Bon nombre des plus grandes entreprises du monde paient des taux d'imposition effectifs très bas parce qu'elles sont beaucoup plus à même de tirer parti du transfert de revenus et de bénéfices vers des filiales, des prix de transfert, des dépenses fiscales, des échappatoires et des paradis fiscaux. Pour cette raison encore, les chiffres de leurs revenus déclarés ne sont souvent pas une bonne indication de leurs bénéfices réels. Le problème est devenu tel que Christine Lagarde a déclaré que le système international d'imposition des sociétés était défaillant et nécessitait une réforme fondamentale. À l'heure actuelle, les ministres des finances du G7 discutent de l'introduction d'un taux minimum mondial d'imposition des sociétés, une idée qui aurait été considérée comme marginale il y a quelques années.
LES EXTRÊMES SONT DÉSORMAIS MONNAIE COURANTE
Nous sommes dans une ère d'extrêmes relatifs. Des idées qui ont pu être considérées comme totalement marginales ou extrêmes sont maintenant défendues par le courant dominant.

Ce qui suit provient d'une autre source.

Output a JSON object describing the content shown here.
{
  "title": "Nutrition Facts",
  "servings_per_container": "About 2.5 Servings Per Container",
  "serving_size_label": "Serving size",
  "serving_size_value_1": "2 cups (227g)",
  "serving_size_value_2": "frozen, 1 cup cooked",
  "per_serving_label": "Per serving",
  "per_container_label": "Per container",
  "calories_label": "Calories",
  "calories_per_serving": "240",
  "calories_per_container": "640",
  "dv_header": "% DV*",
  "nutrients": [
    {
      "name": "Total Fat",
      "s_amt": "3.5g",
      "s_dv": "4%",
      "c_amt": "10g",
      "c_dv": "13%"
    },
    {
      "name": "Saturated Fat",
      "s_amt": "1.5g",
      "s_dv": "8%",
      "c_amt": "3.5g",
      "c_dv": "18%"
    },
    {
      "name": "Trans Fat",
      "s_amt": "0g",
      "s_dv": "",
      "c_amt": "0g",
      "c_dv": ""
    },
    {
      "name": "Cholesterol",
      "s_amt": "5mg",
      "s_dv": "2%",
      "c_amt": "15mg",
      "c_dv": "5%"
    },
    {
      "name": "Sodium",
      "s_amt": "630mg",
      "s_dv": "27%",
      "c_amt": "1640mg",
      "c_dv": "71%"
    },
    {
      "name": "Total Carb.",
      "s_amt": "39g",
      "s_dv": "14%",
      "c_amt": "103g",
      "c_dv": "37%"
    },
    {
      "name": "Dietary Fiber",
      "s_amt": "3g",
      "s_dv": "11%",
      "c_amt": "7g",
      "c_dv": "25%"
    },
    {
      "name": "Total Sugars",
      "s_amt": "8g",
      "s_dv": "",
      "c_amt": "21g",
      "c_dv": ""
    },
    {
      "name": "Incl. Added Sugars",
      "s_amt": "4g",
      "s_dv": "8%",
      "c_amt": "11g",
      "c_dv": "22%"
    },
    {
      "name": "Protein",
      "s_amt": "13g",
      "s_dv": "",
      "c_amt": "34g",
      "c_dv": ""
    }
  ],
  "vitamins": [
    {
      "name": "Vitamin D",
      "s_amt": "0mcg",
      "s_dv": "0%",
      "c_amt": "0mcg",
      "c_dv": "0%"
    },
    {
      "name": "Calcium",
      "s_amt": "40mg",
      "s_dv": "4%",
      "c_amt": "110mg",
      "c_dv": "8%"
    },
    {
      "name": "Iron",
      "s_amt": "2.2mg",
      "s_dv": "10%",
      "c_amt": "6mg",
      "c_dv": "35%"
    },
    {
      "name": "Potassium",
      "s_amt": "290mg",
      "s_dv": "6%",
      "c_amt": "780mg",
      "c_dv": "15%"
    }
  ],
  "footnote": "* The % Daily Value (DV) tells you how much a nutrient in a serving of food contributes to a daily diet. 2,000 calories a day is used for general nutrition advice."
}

L'une des idées 'extrêmes' qui est devenue plus courante est la proposition d'un impôt annuel sur la fortune des personnes très riches. Bien sûr, nous avons déjà un impôt sur la fortune sur la principale source de richesse de la plupart des familles de la classe moyenne par le biais des impôts fonciers, mais nous n'avons pas d'impôts sur d'autres formes de richesse.
Le soutien du public au Canada pour un impôt sur la fortune, lorsqu'il a été proposé par la sénatrice Elizabeth Warren puis par le chef du NPD Jagmeet Singh il y a un peu plus de deux ans, était au départ élevé et n'a fait qu'augmenter, pour dépasser aujourd'hui les 80 % - un niveau de soutien extraordinairement élevé pour n'importe quel type d'impôt, avec une forte majorité de soutien même parmi les électeurs conservateurs.
Elle pourrait également générer un montant surprenant de recettes. Les riches s'étant récemment beaucoup enrichis, un impôt sur la fortune pourrait en fait générer bien plus que ce que prévoyaient les estimations précédentes. Le DPB a estimé qu'un impôt de 1 % sur les patrimoines supérieurs à 20 millions de dollars pourrait générer environ 7 milliards de dollars par an, mais en utilisant des élasticités assez élevées, des réponses comportementales d'environ 35 % pour un taux de 1 %. Si nous appliquons des élasticités plus faibles, plus cohérentes avec les données internationales, les revenus générés sont plus proches de 10 milliards de dollars par an.
Un impôt annuel sur la fortune légèrement plus progressif de 1 % sur la fortune supérieure à 10 millions de dollars, de 2 % sur la fortune supérieure à 100 millions de dollars et de 3 % sur la fortune supérieure à 1 milliard de dollars pourrait générer près de 20 milliards de dollars.
[Ce texte a été adapté d'un discours prononcé par Toby Sanger devant l'Association canadienne d'économie le 4 juin 2021.]